Basın açıklamasına göre Wing’in dronları otonom, yani insan pilota ihtiyaçları yok. Dronlar da oldukça heybetli. Tanıtım fotoğrafları, iki kanat ve iki destek üzerine yayılmış en az 16 pervaneye sahip bir tasarım gösteriyor. Fast food paketini de ana gövdenin altına sıkıştırıyor. Torbalar, drone havadayken insanlar tarafından yükleniyor ve yiyecekler daha sonra hedefe uzatılabilir bir kabloyla indiriliyor, böylece drone’nun iniş yapmasına gerek kalmıyor. Oldukça hoş, ancak ters gidebilecek pek çok şey olduğunu da düşünüyorum.
Charlotte, NC’de (veya diğer tanıtım lokasyonlarında) yaşıyorsanız, adresinizin Wing’in web sitesinde hizmet alanında olup olmadığını kontrol edebilirsiniz. DoorDash, yeni bölgede deneyecek herkese 1 dolarlık bir Panera mac and cheese ikram ediyor.
Burada asıl mesele, geleceğin hayallerimizin ne kadar uzağında olduğu. Yıllardır uçan arabalar ve robot uşakları hayal ediyoruz. Bunun yerine, milyarderlerin uzaya seyahatlerini finanse etmek için kaynakları tüketen ve bizi küçük bir bölgede drone ile teslim edilen bir kase makarnaya sevinmeye zorlayan bir geleceğe sahibiz.
Bununla birlikte, drone teslimatları gerçekten de bir devrim niteliğinde olabilir.
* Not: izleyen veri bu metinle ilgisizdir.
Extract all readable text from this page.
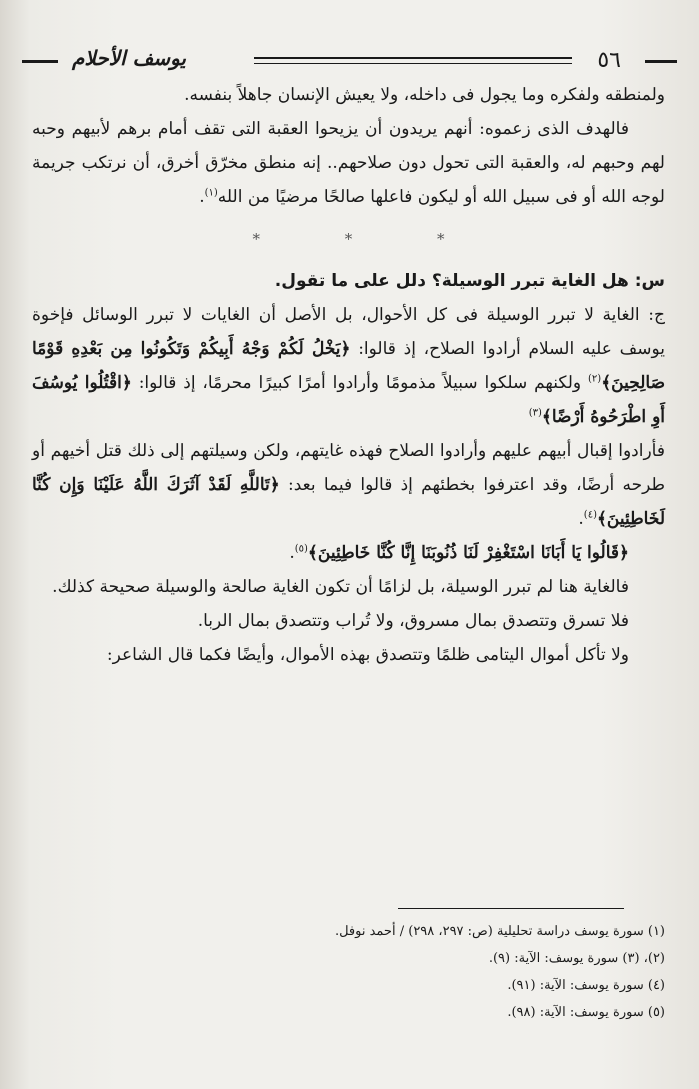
٥٦
يوسف الأحلام

ولمنطقه ولفكره وما يجول فى داخله، ولا يعيش الإنسان جاهلاً بنفسه.

فالهدف الذى زعموه: أنهم يريدون أن يزيحوا العقبة التى تقف أمام برهم لأبيهم وحبه لهم وحبهم له، والعقبة التى تحول دون صلاحهم.. إنه منطق مخرّق أخرق، أن نرتكب جريمة لوجه الله أو فى سبيل الله أو ليكون فاعلها صالحًا مرضيًا من الله$^{(١)}$.

* * *

س: هل الغاية تبرر الوسيلة؟ دلل على ما تقول.

ج: الغاية لا تبرر الوسيلة فى كل الأحوال، بل الأصل أن الغايات لا تبرر الوسائل فإخوة يوسف عليه السلام أرادوا الصلاح، إذ قالوا: ﴿يَخْلُ لَكُمْ وَجْهُ أَبِيكُمْ وَتَكُونُوا مِن بَعْدِهِ قَوْمًا صَالِحِينَ﴾$^{(٢)}$ ولكنهم سلكوا سبيلاً مذمومًا وأرادوا أمرًا كبيرًا محرمًا، إذ قالوا: ﴿اقْتُلُوا يُوسُفَ أَوِ اطْرَحُوهُ أَرْضًا﴾$^{(٣)}$

فأرادوا إقبال أبيهم عليهم وأرادوا الصلاح فهذه غايتهم، ولكن وسيلتهم إلى ذلك قتل أخيهم أو طرحه أرضًا، وقد اعترفوا بخطئهم إذ قالوا فيما بعد: ﴿تَاللَّهِ لَقَدْ آثَرَكَ اللَّهُ عَلَيْنَا وَإِن كُنَّا لَخَاطِئِينَ﴾$^{(٤)}$.

﴿قَالُوا يَا أَبَانَا اسْتَغْفِرْ لَنَا ذُنُوبَنَا إِنَّا كُنَّا خَاطِئِينَ﴾$^{(٥)}$.

فالغاية هنا لم تبرر الوسيلة، بل لزامًا أن تكون الغاية صالحة والوسيلة صحيحة كذلك.

فلا تسرق وتتصدق بمال مسروق، ولا تُراب وتتصدق بمال الربا.

ولا تأكل أموال اليتامى ظلمًا وتتصدق بهذه الأموال، وأيضًا فكما قال الشاعر:

(١) سورة يوسف دراسة تحليلية (ص: ٢٩٧، ٢٩٨) / أحمد نوفل.
(٢)، (٣) سورة يوسف: الآية: (٩).
(٤) سورة يوسف: الآية: (٩١).
(٥) سورة يوسف: الآية: (٩٨).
Özellikle kırsal alanlarda veya ulaşımın zor olduğu yerlerde yaşayan insanlar için büyük bir kolaylık sağlayabilir. Ayrıca, geleneksel teslimat yöntemlerine göre daha hızlı ve daha verimli olabilirler. Ancak, drone teslimatlarının yaygınlaşmasının önünde hala bazı engeller var. Bunların en önemlisi, düzenlemeler. Şu anda, drone’ların nerede ve ne zaman uçabileceğine dair çok sayıda kısıtlama var. Ayrıca, drone’ların güvenliği konusunda da endişeler var. Bir drone’nun düşmesi veya çalınması durumunda ne olacak?
Bir diğer sorun ise, drone teslimatlarının maliyeti. Şu anda, drone teslimatları geleneksel teslimat yöntemlerinden daha pahalı. Ancak, teknoloji geliştikçe ve drone’lar daha yaygın hale geldikçe, maliyetlerin düşmesi bekleniyor.
Son olarak, drone teslimatlarının çevre üzerindeki etkisi de dikkate alınması gereken bir faktör. Drone’lar, geleneksel teslimat araçlarına göre daha az emisyona neden olsalar da, yine de bir miktar kirlilik yaratıyorlar.
Tüm bu zorluklara rağmen, drone teslimatlarının gelecekte önemli bir rol oynayacağına inanıyorum. Özellikle şehirlerde, trafik sıkışıklığını azaltmaya ve teslimat sürelerini kısaltmaya yardımcı olabilirler. Ayrıca, kırsal alanlarda yaşayan insanlar için de önemli bir ulaşım aracı olabilirler.
Ancak, drone teslimatlarının yaygınlaşması için, düzenlemelerin netleştirilmesi, güvenlik endişelerinin giderilmesi ve maliyetlerin düşürülmesi gerekiyor. Ayrıca, drone teslimatlarının çevre üzerindeki etkisini de en aza indirmek için çalışmalar yapılması gerekiyor.
Sonuç olarak, drone teslimatları heyecan verici bir teknoloji, ancak hala bazı sorunları çözmesi gerekiyor. Gelecekte yaygınlaşması için, hem şirketlerin hem de hükümetlerin birlikte çalışması gerekiyor.
Michael, 10 yıllık bir teknoloji gazetecisi ve Apple’dan ZTE’ye kadar her şeyi kapsıyor. PCWorld’de klavye meraklısı, her zaman yeni bir klavye incelemesi yapıyor ve boş zamanlarında yeni bir mekanik klavye oluşturuyor veya masaüstü savaş istasyonunu genişletiyor. Michael’ın önceki yazıları arasında Android Police, Digital Trends, Wired, Lifehacker ve How-To Geek yer alıyor ve CES ve Mobil Dünya Kongresi gibi etkinlikleri canlı olarak takip etti. Michael, bir sonraki kano gezisini dört gözle beklediği Pennsylvania’da yaşıyor.